02 Dicembre 2021 - Ultimo aggiornamento il: 01 Dicembre 2021 alle 20:15:00

Spettacolo

Ezralow, genio e creatività all’Orfeo


 

 

“Che allegra brigata” verrebbe da dire affettuosamente dopo aver visto all’opera questo manipolo… di otto giovani danzatori che con la loro spensieratezza e vivacità hanno interpretato un originale progetto coreografico di Daniel Ezralow, costruito su celebri brani di musica classica in chiave moderna, in modo talvolta esasperata e dissacrante.

 

Uno spettacolo che è riuscito a fondere insieme abilità ginniche e musica, umorismo ed intensità espressiva, fantasia creativa e forte impatto scenico. Un vero show, un programma di intrattenimento che si è sviluppato sulle note di brani indimenticabili: “Notturno” di Chopin, “Chiaro di luna” di Beethoven, “Il bel Danubio blu” di Johann Strauss ed anche “L’Inno alla Gioia” cioè il movimento finale della Nona Sinfonia di Beethoven, adottato come inno ufficiale dell’Unione Europea.

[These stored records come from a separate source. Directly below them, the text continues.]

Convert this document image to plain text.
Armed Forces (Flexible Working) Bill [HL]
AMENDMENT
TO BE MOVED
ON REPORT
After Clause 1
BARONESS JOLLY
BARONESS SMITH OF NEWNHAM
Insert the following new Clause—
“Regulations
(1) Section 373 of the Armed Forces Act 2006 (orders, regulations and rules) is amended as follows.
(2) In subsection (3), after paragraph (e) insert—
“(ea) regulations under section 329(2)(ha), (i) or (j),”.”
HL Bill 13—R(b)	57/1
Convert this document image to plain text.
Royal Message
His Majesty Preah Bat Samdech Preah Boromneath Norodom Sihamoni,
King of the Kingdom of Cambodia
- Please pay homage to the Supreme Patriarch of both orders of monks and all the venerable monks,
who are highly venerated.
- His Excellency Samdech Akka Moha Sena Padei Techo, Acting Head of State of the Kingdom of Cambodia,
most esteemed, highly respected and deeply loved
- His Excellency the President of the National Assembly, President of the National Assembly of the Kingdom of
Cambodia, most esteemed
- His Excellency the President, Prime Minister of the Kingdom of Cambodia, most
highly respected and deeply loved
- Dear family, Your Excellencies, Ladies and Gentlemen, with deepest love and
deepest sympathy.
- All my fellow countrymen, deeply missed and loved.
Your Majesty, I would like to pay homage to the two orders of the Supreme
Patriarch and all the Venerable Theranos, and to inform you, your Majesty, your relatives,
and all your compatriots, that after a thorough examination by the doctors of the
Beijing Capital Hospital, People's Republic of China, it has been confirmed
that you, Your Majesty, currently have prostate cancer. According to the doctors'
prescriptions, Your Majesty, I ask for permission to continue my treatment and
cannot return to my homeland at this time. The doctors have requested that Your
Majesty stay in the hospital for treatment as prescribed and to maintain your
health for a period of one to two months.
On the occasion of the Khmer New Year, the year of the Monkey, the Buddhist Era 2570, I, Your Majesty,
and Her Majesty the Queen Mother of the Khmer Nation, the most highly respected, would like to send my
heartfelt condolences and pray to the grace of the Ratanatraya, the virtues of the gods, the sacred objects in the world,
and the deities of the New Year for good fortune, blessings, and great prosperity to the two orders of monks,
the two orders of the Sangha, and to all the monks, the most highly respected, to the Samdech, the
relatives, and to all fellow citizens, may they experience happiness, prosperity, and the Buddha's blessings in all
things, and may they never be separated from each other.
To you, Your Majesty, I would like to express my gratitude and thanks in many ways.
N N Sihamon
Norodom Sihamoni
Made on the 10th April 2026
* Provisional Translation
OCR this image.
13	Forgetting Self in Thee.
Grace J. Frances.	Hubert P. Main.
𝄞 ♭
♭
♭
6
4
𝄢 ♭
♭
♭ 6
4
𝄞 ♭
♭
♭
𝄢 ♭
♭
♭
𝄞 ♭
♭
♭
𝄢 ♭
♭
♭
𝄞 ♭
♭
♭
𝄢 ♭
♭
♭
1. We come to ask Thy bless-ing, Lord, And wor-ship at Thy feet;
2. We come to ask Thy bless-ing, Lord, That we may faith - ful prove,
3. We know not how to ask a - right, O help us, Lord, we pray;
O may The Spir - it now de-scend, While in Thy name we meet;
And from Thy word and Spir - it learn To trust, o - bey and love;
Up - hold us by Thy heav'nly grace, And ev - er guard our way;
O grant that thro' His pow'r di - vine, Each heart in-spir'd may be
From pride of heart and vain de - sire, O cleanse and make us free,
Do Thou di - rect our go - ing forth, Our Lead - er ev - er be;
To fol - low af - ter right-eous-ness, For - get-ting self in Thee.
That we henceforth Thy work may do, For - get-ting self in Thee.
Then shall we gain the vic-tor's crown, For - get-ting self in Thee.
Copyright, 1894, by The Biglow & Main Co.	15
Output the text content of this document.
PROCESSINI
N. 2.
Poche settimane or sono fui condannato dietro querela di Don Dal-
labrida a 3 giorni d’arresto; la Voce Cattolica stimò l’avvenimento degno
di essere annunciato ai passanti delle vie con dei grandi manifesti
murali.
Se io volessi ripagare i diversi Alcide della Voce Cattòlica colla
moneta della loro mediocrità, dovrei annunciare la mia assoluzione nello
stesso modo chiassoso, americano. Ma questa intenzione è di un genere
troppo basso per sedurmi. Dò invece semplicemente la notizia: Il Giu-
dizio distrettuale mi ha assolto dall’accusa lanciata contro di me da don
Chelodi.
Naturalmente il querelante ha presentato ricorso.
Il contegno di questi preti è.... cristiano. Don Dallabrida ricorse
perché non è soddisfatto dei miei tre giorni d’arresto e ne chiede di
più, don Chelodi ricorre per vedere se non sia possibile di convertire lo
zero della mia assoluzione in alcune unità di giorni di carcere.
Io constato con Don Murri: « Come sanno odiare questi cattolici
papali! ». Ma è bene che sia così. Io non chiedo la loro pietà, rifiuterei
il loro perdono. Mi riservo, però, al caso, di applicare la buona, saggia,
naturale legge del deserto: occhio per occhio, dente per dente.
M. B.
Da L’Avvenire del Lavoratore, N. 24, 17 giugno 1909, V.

Grande impegno e perfetta forma fisica, felici intuizioni, vivacità e “pannelli magici” che hanno fatto da sfondo allo spettacolo ed hanno sostenuto l’esecuzione che è stata applauditissima dal folto pubblico presente, totalmente coinvolto ed affascinato dai giovani artisti. “OPEN” è il titolo di questo spettacolo che è in tour in tutta Italia con un cast di otto danzatori e danzatrici con talenti e stili differenti (dalla danza classica alla danza moderna, dalla ginnastica alla street dance): Chelsey Arce, Dalila Frassanito (nata anche artisticamente a Lecce), Santo Giuliano, Stephen Hernandez Kelsey Landers, Re’Sean Pates, Marlon Pelayo e Anthea Young. Per il coreografo americano Daniel Ezralow si è trattato di un gradito ritorno a Taranto, da quando nel lontano 1989 da ballerino si esibì al Circolo Italsider, che allora organizzava con enorme partecipazione di spettatori i noti “Concerti sull’erba”.

 

Dopo, per Ezralow sono venuti tanti altri successi con le collaborazioni con artisti del calibro di Bono, U2, Andrea Bocelli, David Bowie, Sting, Ricky Martin, con quelle con il cinema e la televisione italiana (sue le coreografie per le ultime quattro edizioni dello show Amici di Maria De Filippi, come per le ultime tre edizioni del Festival di Sanremo o il recente show “Il più grande spettacolo dopo il weekend” di Fiorello o anche la trasmissione di Adriano Celentano “125 milioni di Ö”).

 

I passati succesi sull’erba presso il circolo Vaccarella, prima citato, obbligano a porre un accento su questa struttra ormai del tutto abbandonata. La stessa è attualmente gestita dai tre sindacati metalmeccanici della Cisl, Uil e Cgil; perfino i campi da tennis molto frequentati non solo da dipendenti e pensionati Ilva, così come tutte le attività culturali del circolo, sono inspiegabilmente inaccesibili e non è noto che uso ne venga fatto!

Il ritorno all’Orfeo di Taranto di questo grande artista per la 69ª Stagione Concertistica organizzata dagli Amici della Musica sotto l’egida del Ministero per i Beni e le Attività Culturali, della Regione Puglia e del Comune di Taranto, sia di buon auspicio per la ripresa delle attività culturali e sociali di questa città tanto martoriata, ma anche del Circolo Vaccarella.